Père de 7 enfants dont un garçon, il n’a pu « malheureusement » transmis son talent artistique à aucun d’entre eux. « Mes fils, ma progéniture, c’est vous. Ce sont les enfants du Centre ; les petits enfants du Centre de Lobozounkpa », a-t-il déclaré. Son plus profond regret est la mort de l’une de ses filles alors qu’il était encore conservateur, cette douleur qu’il essaie aujourd’hui de dissimuler par l’amour qu’il a reçu de toute l’équipe du Centre et de ses sympathisants
L’hommage du Centre de Lobozounkpa
Aux âmes bien nés, la valeur n’attend point le nombre des années. C’est à ce juste titre que l’équipe du centre a voulu honorer Babajidé en intitiant cette rencontre -discussion afin de permettre aux plus jeunes de pouvoir tresser leurs cordes au bout de l’ancienne. De nombreux jeunes artistes ayant côtoyé Marius jidé Dakpogan ont répondu à la rencontre-discussion.
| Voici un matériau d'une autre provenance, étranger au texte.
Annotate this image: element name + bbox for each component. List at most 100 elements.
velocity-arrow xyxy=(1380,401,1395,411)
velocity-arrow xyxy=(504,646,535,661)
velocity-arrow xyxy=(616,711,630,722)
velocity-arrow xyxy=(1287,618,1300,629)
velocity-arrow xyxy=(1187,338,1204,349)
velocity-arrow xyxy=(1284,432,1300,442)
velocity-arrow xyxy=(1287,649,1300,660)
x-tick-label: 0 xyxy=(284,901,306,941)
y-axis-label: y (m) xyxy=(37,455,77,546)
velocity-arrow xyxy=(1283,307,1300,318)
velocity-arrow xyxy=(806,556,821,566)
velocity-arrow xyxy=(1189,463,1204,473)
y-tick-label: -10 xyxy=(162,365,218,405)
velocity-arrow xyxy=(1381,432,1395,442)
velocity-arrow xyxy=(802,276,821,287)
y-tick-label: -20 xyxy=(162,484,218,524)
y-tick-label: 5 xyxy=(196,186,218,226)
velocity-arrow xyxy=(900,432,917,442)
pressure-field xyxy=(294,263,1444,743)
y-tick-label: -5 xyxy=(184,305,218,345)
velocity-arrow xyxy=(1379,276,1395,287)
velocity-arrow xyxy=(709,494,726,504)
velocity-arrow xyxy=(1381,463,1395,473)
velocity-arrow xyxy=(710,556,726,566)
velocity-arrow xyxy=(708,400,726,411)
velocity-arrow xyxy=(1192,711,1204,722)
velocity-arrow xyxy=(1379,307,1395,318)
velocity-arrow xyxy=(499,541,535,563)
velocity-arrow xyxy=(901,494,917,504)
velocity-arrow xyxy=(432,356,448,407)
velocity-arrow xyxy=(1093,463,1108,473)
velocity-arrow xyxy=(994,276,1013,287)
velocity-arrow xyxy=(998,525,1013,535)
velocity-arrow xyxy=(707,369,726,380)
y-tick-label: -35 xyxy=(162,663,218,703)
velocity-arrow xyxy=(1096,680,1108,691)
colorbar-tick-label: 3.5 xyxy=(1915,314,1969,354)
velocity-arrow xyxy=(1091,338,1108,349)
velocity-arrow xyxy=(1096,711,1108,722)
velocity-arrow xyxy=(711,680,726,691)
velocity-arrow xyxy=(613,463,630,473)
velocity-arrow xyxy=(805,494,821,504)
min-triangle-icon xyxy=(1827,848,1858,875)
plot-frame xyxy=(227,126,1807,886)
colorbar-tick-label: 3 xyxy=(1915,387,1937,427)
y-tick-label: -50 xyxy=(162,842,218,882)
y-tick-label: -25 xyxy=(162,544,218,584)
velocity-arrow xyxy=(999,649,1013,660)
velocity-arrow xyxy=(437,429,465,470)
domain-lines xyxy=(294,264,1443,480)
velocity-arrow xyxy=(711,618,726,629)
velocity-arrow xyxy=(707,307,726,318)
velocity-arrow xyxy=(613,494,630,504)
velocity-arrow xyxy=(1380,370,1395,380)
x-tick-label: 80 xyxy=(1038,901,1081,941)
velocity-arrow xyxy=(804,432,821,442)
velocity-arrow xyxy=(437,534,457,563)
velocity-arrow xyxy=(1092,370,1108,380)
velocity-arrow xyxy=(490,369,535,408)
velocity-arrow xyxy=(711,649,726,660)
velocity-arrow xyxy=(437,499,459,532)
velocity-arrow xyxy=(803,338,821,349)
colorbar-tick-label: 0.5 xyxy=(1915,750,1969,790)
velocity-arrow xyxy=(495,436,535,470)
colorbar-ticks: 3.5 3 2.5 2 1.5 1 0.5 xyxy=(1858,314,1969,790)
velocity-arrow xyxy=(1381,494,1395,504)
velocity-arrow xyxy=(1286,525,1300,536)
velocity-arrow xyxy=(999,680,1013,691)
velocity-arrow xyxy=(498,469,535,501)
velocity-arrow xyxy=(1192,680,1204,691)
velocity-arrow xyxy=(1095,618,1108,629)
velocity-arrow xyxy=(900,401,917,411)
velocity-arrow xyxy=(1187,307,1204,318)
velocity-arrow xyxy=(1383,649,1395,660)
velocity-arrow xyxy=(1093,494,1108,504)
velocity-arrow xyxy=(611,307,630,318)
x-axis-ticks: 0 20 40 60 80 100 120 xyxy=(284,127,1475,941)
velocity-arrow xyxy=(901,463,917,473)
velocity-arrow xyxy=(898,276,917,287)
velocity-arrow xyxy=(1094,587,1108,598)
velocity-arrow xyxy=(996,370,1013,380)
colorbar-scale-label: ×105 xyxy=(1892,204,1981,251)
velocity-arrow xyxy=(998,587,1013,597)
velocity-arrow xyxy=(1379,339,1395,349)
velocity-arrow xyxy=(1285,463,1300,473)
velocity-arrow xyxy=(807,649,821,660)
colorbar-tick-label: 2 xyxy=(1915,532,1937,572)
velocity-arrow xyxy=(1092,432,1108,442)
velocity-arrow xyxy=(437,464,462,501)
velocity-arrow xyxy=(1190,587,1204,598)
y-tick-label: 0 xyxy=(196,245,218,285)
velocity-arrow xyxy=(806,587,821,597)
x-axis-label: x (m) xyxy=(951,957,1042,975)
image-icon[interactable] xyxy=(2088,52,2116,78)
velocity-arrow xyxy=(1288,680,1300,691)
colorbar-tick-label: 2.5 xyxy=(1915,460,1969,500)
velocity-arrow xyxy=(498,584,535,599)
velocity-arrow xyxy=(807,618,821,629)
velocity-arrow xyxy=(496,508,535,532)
Parmi ceux qu’il avait encadrés, certains sont aujourd’hui des universitaires, ils ont rendu un hommage vibrant à cet homme qui a contribué à ce qu’ils sont devenus. Aux jeunes artistes qui ambitionnent d’émerger dans le secteur, Marius jidé Dakpogan recommande « le courage et le travail bien fait ». « Ce n’est pas facile, moi-même je le sais. Mais pas de repos, se documenter, lire. Vous avez les appareils, allez faire des recherches, ne copiez pas. Faites des résumés et faites-en votre propriété en matière de théâtre. Si tu ne peux pas créer, il y a des romans », a-t-il conseillé. Il a ajouté que l’humilité et la ponctualité doivent être leurs clés de voûte pour la vie.Toutefois précise l’artiste « n’importe qui ne devient pas artiste ». Aujourd’hui Babajide est heureux d’avoir réalisé ou contribuer à réaliser de grandes œuvres qui sont palpables au Bénin à l’exemple du temple Kpacliyao de Porto Novo et beaucoup d’autres et souhaite s’ouvrir aux artistes contemporains." L’artiste ne prend pas de retraite, je suis ouvert et prêt à encore travailler si Dieu me le permet".